Success can also be measured by patient satisfaction with the treatment. If you feel that the therapy has helped you achieve your goals and improve your quality of life, that is a strong indication of success.
It’s important to note that success with vestibular rehabilitation can vary depending on the individual and the underlying condition. Some people may experience significant improvements in their symptoms and function, while others may have more modest gains.
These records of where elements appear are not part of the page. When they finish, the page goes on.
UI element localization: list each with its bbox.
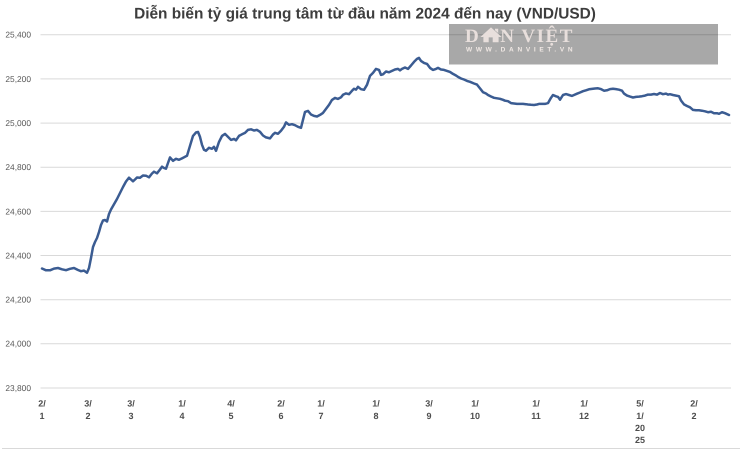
svg-text:1/: 1/	[532, 399, 540, 409]
svg-text:24,000: 24,000	[5, 339, 31, 349]
svg-text:25,400: 25,400	[5, 30, 31, 40]
svg-text:1: 1	[39, 411, 44, 421]
svg-text:3/: 3/	[425, 399, 433, 409]
svg-text:25: 25	[635, 435, 645, 445]
svg-text:9: 9	[426, 411, 431, 421]
svg-text:1/: 1/	[317, 399, 325, 409]
svg-text:3/: 3/	[84, 399, 92, 409]
svg-text:7: 7	[318, 411, 323, 421]
svg-text:2/: 2/	[690, 399, 698, 409]
svg-text:24,800: 24,800	[5, 162, 31, 172]
svg-text:1/: 1/	[580, 399, 588, 409]
svg-text:3: 3	[128, 411, 133, 421]
svg-text:WWW.DANVIET.VN: WWW.DANVIET.VN	[466, 47, 576, 54]
svg-text:24,400: 24,400	[5, 250, 31, 260]
svg-text:4/: 4/	[227, 399, 235, 409]
svg-text:5/: 5/	[636, 399, 644, 409]
svg-text:25,000: 25,000	[5, 118, 31, 128]
svg-text:N VIỆT: N VIỆT	[500, 25, 574, 47]
svg-text:24,200: 24,200	[5, 295, 31, 305]
svg-text:Diễn biến tỷ giá trung tâm từ: Diễn biến tỷ giá trung tâm từ đầu năm 20…	[134, 5, 596, 23]
svg-text:6: 6	[278, 411, 283, 421]
svg-text:8: 8	[373, 411, 378, 421]
svg-text:2: 2	[691, 411, 696, 421]
svg-text:D: D	[465, 26, 479, 47]
svg-text:25,200: 25,200	[5, 74, 31, 84]
svg-text:11: 11	[531, 411, 541, 421]
svg-text:5: 5	[228, 411, 233, 421]
svg-text:24,600: 24,600	[5, 206, 31, 216]
svg-text:10: 10	[470, 411, 480, 421]
svg-text:20: 20	[635, 423, 645, 433]
svg-text:2/: 2/	[38, 399, 46, 409]
svg-text:2/: 2/	[277, 399, 285, 409]
svg-text:1/: 1/	[471, 399, 479, 409]
svg-text:1/: 1/	[636, 411, 644, 421]
svg-text:1/: 1/	[372, 399, 380, 409]
svg-text:2: 2	[85, 411, 90, 421]
svg-text:4: 4	[179, 411, 184, 421]
svg-text:3/: 3/	[127, 399, 135, 409]
svg-text:12: 12	[579, 411, 589, 421]
svg-text:1/: 1/	[178, 399, 186, 409]
svg-text:23,800: 23,800	[5, 383, 31, 393]
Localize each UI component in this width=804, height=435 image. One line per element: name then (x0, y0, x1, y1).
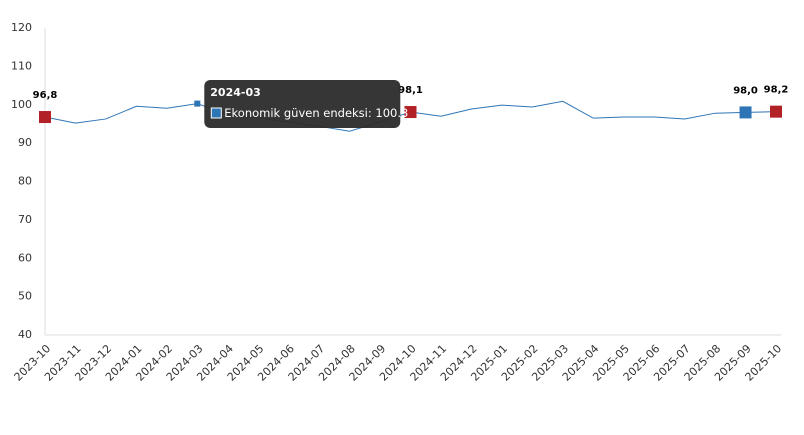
tooltip-box (204, 80, 401, 128)
y-tick-label: 80 (18, 175, 32, 188)
data-label: 98,2 (764, 85, 789, 96)
tooltip-value: 100.3 (375, 106, 408, 120)
y-tick-label: 60 (18, 251, 32, 264)
tooltip-swatch (210, 107, 222, 119)
marker (39, 111, 51, 124)
y-tick-label: 40 (18, 328, 32, 341)
tooltip: 2024-03 Ekonomik güven endeksi: 100.3 (204, 80, 408, 128)
y-tick-label: 110 (11, 59, 32, 72)
tooltip-title: 2024-03 (210, 86, 261, 99)
y-tick-label: 50 (18, 290, 32, 303)
y-tick-label: 90 (18, 136, 32, 149)
marker (194, 100, 201, 107)
data-label: 96,8 (33, 90, 58, 101)
marker (404, 106, 417, 119)
tooltip-text: Ekonomik güven endeksi: 100.3 (224, 106, 408, 120)
y-tick-label: 100 (11, 98, 32, 111)
tooltip-name: Ekonomik güven endeksi (224, 106, 368, 120)
y-tick-label: 120 (11, 21, 32, 34)
marker (739, 106, 752, 119)
marker (770, 105, 782, 118)
data-label: 98,0 (733, 85, 758, 96)
y-tick-label: 70 (18, 213, 32, 226)
data-label: 98,1 (398, 85, 423, 96)
tooltip-sep: : (368, 106, 376, 120)
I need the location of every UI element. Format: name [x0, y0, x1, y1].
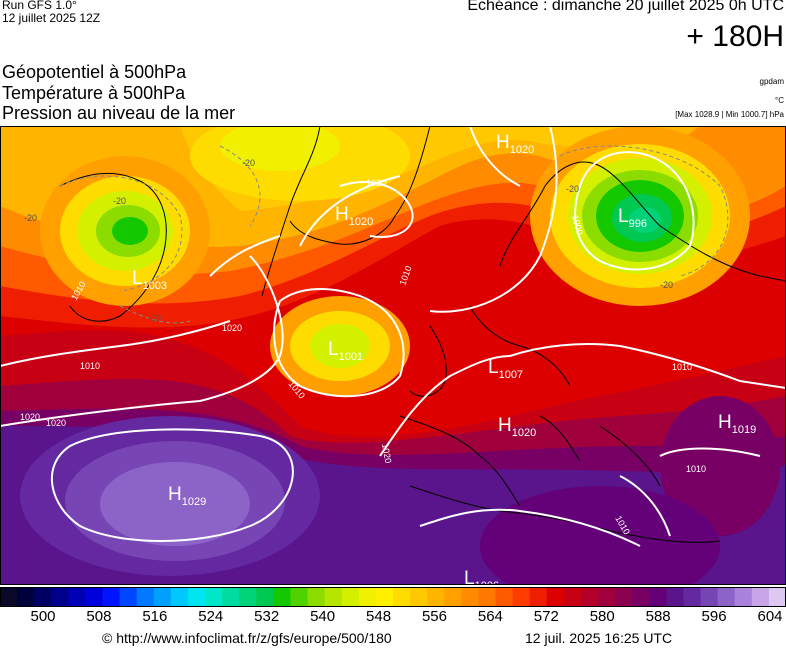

Your therapist will work with you to set realistic goals and track your progress over time.
To perform vestibular rehabilitation, a healthcare professional typically needs specialized training and certification. The specific requirements may vary depending on the country or region, but in general, a therapist or healthcare provider who performs vestibular rehabilitation should have:
A Relevant Healthcare Degree
This could include a degree in physical therapy, occupational therapy, or audiology. Additional training in vestibular rehabilitation: A healthcare professional who wants to specialize in vestibular rehabilitation may need to complete additional training or coursework focused on this area.
Experience working with patients with vestibular disorders is important for developing the skills needed to provide effective vestibular rehabilitation.
There are several organizations that offer certification programs in vestibular rehabilitation, such as the American Physical Therapy Association (APTA), American Institute of Balance (AIB), Vestibular Disorders Association (VEDA), and also independent educational partners who provide Vestibular educational training courses and seminars. Certification typically requires completing a certain number of hours of specialized training and passing a certification exam.
In addition to these formal requirements, a healthcare professional who performs vestibular rehabilitation should also have strong communication and interpersonal skills, as well as a patient-centered approach to care. They should be able to work collaboratively with other healthcare providers and be committed to ongoing learning and professional development.
Vestibular Disorders Association (VEDA) provides a healthcare provider listing for practitioners who treat Vestibular Disorders and have experience with Vestibular Rehabilitation.